New York, NY family law attorney Lisa Zeiderman talks about discovery in a family law case. Discovery in New York family law is primarily concerned with financial issues, as there is no discovery process for custody matters, which differs from practices in other jurisdictions. The process begins with the exchange of sworn statements of net worth, which provide a detailed breakdown of expenses categorized by areas such as housing, taxes, vacations, clothing, food, and children’s activities, typically reflecting the previous year’s financial data. After detailing expenses, the statements also outline the parties’ assets and liabilities.

Once the statements are exchanged, the discovery process is initiated. However, there may be instances where one spouse does not fully disclose all assets, liabilities, or expenses. This may occur due to an honest oversight or, in some cases, a deliberate attempt to conceal financial information.

The next phase involves issuing discovery demands, which require the provision of specific documents. These demands may include requests for credit card statements, bank statements, business financial records, tax returns, and other relevant documentation. A thorough examination of these documents is essential to identify any deficiencies or missing information. For example, if payments are noted to a credit card company but corresponding statements are not provided, this would signal a potential issue.
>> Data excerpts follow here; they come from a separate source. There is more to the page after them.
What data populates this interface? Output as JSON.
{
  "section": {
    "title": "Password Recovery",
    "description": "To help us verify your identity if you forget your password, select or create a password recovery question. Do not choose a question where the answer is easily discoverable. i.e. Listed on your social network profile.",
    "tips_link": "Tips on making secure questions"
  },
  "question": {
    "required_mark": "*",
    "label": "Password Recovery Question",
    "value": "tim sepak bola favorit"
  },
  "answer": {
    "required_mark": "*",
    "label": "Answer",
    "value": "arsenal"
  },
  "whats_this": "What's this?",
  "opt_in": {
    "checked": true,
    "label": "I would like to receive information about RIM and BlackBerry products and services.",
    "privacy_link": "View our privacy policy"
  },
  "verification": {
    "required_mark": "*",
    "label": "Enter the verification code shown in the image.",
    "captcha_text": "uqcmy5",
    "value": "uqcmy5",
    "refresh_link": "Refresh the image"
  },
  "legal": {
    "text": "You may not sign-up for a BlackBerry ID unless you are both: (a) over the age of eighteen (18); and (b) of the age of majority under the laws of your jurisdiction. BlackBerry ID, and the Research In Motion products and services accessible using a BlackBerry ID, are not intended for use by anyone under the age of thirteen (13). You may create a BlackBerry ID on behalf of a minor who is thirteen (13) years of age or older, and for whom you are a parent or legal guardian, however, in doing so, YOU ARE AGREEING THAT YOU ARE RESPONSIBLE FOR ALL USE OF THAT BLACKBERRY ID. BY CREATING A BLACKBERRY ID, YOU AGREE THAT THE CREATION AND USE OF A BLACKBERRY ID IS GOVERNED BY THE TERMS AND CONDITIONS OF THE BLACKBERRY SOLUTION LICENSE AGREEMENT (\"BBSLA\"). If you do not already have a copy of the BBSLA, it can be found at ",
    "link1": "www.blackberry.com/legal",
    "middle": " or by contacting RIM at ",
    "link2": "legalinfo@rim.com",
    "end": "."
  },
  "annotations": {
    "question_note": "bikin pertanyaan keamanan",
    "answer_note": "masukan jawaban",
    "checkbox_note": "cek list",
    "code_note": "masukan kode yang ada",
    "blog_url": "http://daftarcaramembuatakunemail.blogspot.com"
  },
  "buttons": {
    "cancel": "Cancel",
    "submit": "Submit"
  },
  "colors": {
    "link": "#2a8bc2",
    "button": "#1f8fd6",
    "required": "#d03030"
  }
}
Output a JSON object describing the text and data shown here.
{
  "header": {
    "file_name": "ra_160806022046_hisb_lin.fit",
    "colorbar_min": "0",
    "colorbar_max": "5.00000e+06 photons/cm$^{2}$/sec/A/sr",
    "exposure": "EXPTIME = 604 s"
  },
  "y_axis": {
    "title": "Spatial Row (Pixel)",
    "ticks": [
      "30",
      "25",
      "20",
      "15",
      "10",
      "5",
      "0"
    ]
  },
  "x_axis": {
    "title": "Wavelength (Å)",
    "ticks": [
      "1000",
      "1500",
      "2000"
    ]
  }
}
If deficiencies are found in the discovery materials, a deficiency notice is issued to highlight the missing information. The process often leads to taking a deposition, during which the attorney poses questions to the other party under oath to clarify financial matters. This step is critical for understanding complex financial scenarios, including hedge funds, restricted stock units, bonuses, and business operations. Collaborating with experts, such as forensic accountants or real estate evaluators, can also aid in developing targeted questions. This comprehensive discovery process is vital to ensure that all financial aspects are accurately represented and accounted for in family law cases.